The Minister has no idea that the ultimate result of this policy will be a privatisation of Irish Water. The Government does not intend to privatise Irish Water this side of a general election but at some point if it is re-elected I am sure it will discover some crisis somewhere to justify the sale of Irish Water. I refer to the Minister's attempt to intimidate the population and a Government resorting to the soft propaganda, a billboard advertising campaign costing €650,000. That is taxpayers' money while the Government continues to pulverise disability services in the west.
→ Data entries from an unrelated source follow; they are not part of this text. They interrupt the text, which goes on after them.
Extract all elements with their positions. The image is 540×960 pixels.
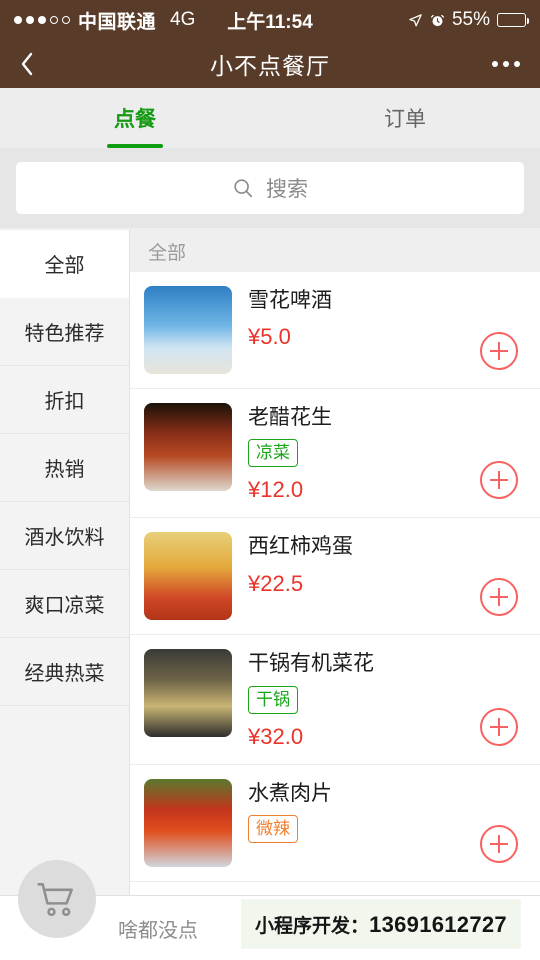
dish-row[interactable]: 雪花啤酒 ¥5.0 xyxy=(130,272,540,389)
dish-tag: 凉菜 xyxy=(248,439,298,468)
sidebar-item-4[interactable]: 酒水饮料 xyxy=(0,502,129,570)
network-type: 4G xyxy=(170,9,196,30)
battery-icon xyxy=(497,13,530,27)
sidebar-item-label: 折扣 xyxy=(44,391,85,413)
dish-thumbnail xyxy=(144,403,232,491)
shopping-cart-icon[interactable] xyxy=(18,860,96,938)
status-bar-left: 中国联通 4G xyxy=(14,7,195,34)
status-bar-right: 55% xyxy=(408,9,530,31)
battery-percent: 55% xyxy=(451,9,490,30)
dish-thumbnail xyxy=(144,532,232,621)
sidebar-item-1[interactable]: 特色推荐 xyxy=(0,298,129,366)
location-arrow-icon xyxy=(409,13,422,26)
tab-active-indicator xyxy=(107,144,163,148)
dish-row[interactable]: 老醋花生 凉菜 ¥12.0 xyxy=(130,389,540,519)
dish-row[interactable]: 水煮肉片 微辣 xyxy=(130,765,540,882)
sidebar-item-label: 热销 xyxy=(44,459,85,481)
status-bar: 中国联通 4G 上午11:54 55% xyxy=(0,0,540,40)
sidebar-item-label: 酒水饮料 xyxy=(24,527,105,549)
search-icon xyxy=(234,179,253,198)
sidebar-item-label: 全部 xyxy=(44,255,85,277)
plus-circle-icon[interactable] xyxy=(480,332,518,370)
more-horizontal-icon[interactable] xyxy=(492,61,520,67)
sidebar-item-0[interactable]: 全部 xyxy=(0,230,129,298)
sidebar-item-label: 经典热菜 xyxy=(24,663,105,685)
dish-tag: 微辣 xyxy=(248,814,298,844)
signal-strength-icon xyxy=(14,16,70,24)
dish-name: 水煮肉片 xyxy=(248,781,332,805)
search-input[interactable]: 搜索 xyxy=(16,162,524,214)
sidebar-item-label: 爽口凉菜 xyxy=(24,595,105,617)
dish-row[interactable]: 西红柿鸡蛋 ¥22.5 xyxy=(130,518,540,636)
plus-circle-icon[interactable] xyxy=(480,578,518,617)
sidebar-item-label: 特色推荐 xyxy=(24,323,105,345)
tab-orders[interactable]: 订单 xyxy=(270,88,540,148)
dish-thumbnail xyxy=(144,286,232,374)
section-header: 全部 xyxy=(130,230,540,272)
search-section: 搜索 xyxy=(0,148,540,228)
tab-order-food-label: 点餐 xyxy=(114,108,156,131)
dish-tag: 干锅 xyxy=(248,685,298,714)
promo-text: 小程序开发：13691612727 xyxy=(255,911,507,938)
tab-order-food[interactable]: 点餐 xyxy=(0,88,270,148)
sidebar-item-6[interactable]: 经典热菜 xyxy=(0,638,129,706)
page-title: 小不点餐厅 xyxy=(210,53,330,79)
dish-name: 雪花啤酒 xyxy=(248,289,332,312)
dish-name: 干锅有机菜花 xyxy=(248,652,374,676)
dish-name: 西红柿鸡蛋 xyxy=(248,535,353,559)
dish-thumbnail xyxy=(144,649,232,738)
dish-thumbnail xyxy=(144,778,232,867)
tab-orders-label: 订单 xyxy=(384,108,426,131)
carrier-name: 中国联通 xyxy=(78,11,157,33)
alarm-clock-icon xyxy=(430,14,445,26)
cart-empty-label: 啥都没点 xyxy=(118,919,198,942)
dish-name: 老醋花生 xyxy=(248,406,332,429)
chevron-left-icon[interactable] xyxy=(20,52,34,76)
search-placeholder: 搜索 xyxy=(266,178,308,201)
promo-overlay: 小程序开发：13691612727 xyxy=(242,900,520,948)
main-content: 全部特色推荐折扣热销酒水饮料爽口凉菜经典热菜 全部 雪花啤酒 ¥5.0 老醋花生凉菜… xyxy=(0,230,540,895)
plus-circle-icon[interactable] xyxy=(480,707,518,746)
dish-list[interactable]: 全部 雪花啤酒 ¥5.0 老醋花生 凉菜 ¥12.0 西红柿鸡蛋 ¥22.5 干锅有机菜花 干锅… xyxy=(130,230,540,895)
plus-circle-icon[interactable] xyxy=(480,824,518,863)
promo-label: 小程序开发： xyxy=(255,915,370,937)
sidebar-item-5[interactable]: 爽口凉菜 xyxy=(0,570,129,638)
dish-row[interactable]: 干锅有机菜花 干锅 ¥32.0 xyxy=(130,635,540,765)
category-sidebar[interactable]: 全部特色推荐折扣热销酒水饮料爽口凉菜经典热菜 xyxy=(0,230,130,895)
sidebar-item-3[interactable]: 热销 xyxy=(0,434,129,502)
promo-phone: 13691612727 xyxy=(369,911,507,937)
sidebar-item-2[interactable]: 折扣 xyxy=(0,366,129,434)
tab-bar: 点餐 订单 xyxy=(0,88,540,148)
navigation-bar: 小不点餐厅 xyxy=(0,40,540,88)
Irish Water was set up by the Government of Fine Gael and the Labour Party. It is a case of two political parties, one saying one thing in 2011 on the doorsteps and the other saying something else. Why does the Government not go to the country? The parties are joined at the hip on this policy. The Government should go to the country on this policy; it should call a general election and put political party money into the billboards for selling Irish Water rather than using hard-earned taxpayers' money that is being sucked out of public services in order to sustain this farcical policy.
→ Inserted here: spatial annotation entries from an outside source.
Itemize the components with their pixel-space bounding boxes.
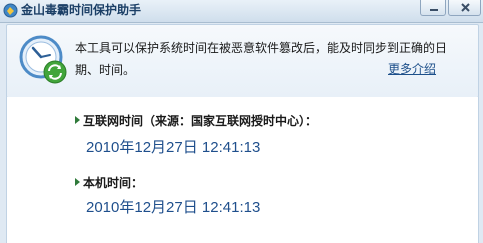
close-icon	[461, 3, 470, 12]
clock-sync-icon	[17, 33, 71, 87]
local-time-value: 2010年12月27日 12:41:13	[86, 199, 261, 216]
more-info-link[interactable]: 更多介绍	[388, 60, 436, 77]
local-time-label: 本机时间：	[75, 175, 143, 191]
window-title: 金山毒霸时间保护助手	[21, 3, 142, 17]
local-time-label-text: 本机时间：	[83, 176, 144, 190]
internet-time-label-text: 互联网时间（来源：国家互联网授时中心）：	[83, 114, 318, 128]
title-bar[interactable]: 金山毒霸时间保护助手	[0, 0, 483, 23]
internet-time-label: 互联网时间（来源：国家互联网授时中心）：	[75, 113, 317, 129]
kingsoft-shield-icon	[3, 3, 18, 18]
intro-banner: 本工具可以保护系统时间在被恶意软件篡改后，能及时同步到正确的日期、时间。 更多介…	[6, 24, 479, 98]
internet-time-value: 2010年12月27日 12:41:13	[86, 139, 261, 156]
minimize-button[interactable]	[420, 0, 446, 16]
bullet-arrow-icon	[75, 116, 80, 124]
close-button[interactable]	[448, 0, 481, 16]
time-panel: 互联网时间（来源：国家互联网授时中心）： 2010年12月27日 12:41:1…	[6, 97, 479, 243]
bullet-arrow-icon	[75, 178, 80, 186]
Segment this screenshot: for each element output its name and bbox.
As far back as 2009, Fine Gael had been planning the introduction of the privatisation of Irish Water. In fairness, the party was up-front from the outset about its intention. The Labour Party on the other hand, made public play about being opposed to water charges. That was the message on the doorsteps but behind the scenes they published the Every Little Bit Hurts advertising campaign. We know now that in 2010 a memo was doing the rounds about water charges and it was circulated among the upper echelons of the Labour Party, including to the leader and the deputy leader - who is now the leader - and their advisers. The memo set out clearly the details of setting in place the process of the privatisation of water. Both Fine Gael and the Labour Party had plans from the outset to introduce a memorandum of understanding around accelerating the privatisation and the removal of services from local authorities into an Irish Water entity. Fine Gael was honest. The Labour leadership never intended to maintain a promise. It did not come as a surprise. Deputy Gilmore was caught in a different type of leak as WikiLeaks revealed duplicitous engagement with the American ambassador on the Lisbon treaty. Another former leader, Deputy Ruarí Quinn, was happy to sign pledges on third level fees knowing that he was going to break them at the first available opportunity. In 2010 they knew that this was going to be a position. Of course, the Minister, Deputy Alan Kelly, is delighted with this new policy and he has to stand over it. He has owned this policy for years.
I ask the Minister to look at the reality that this policy with respect to Irish Water is a catastrophe. It is farcical and it must be ended.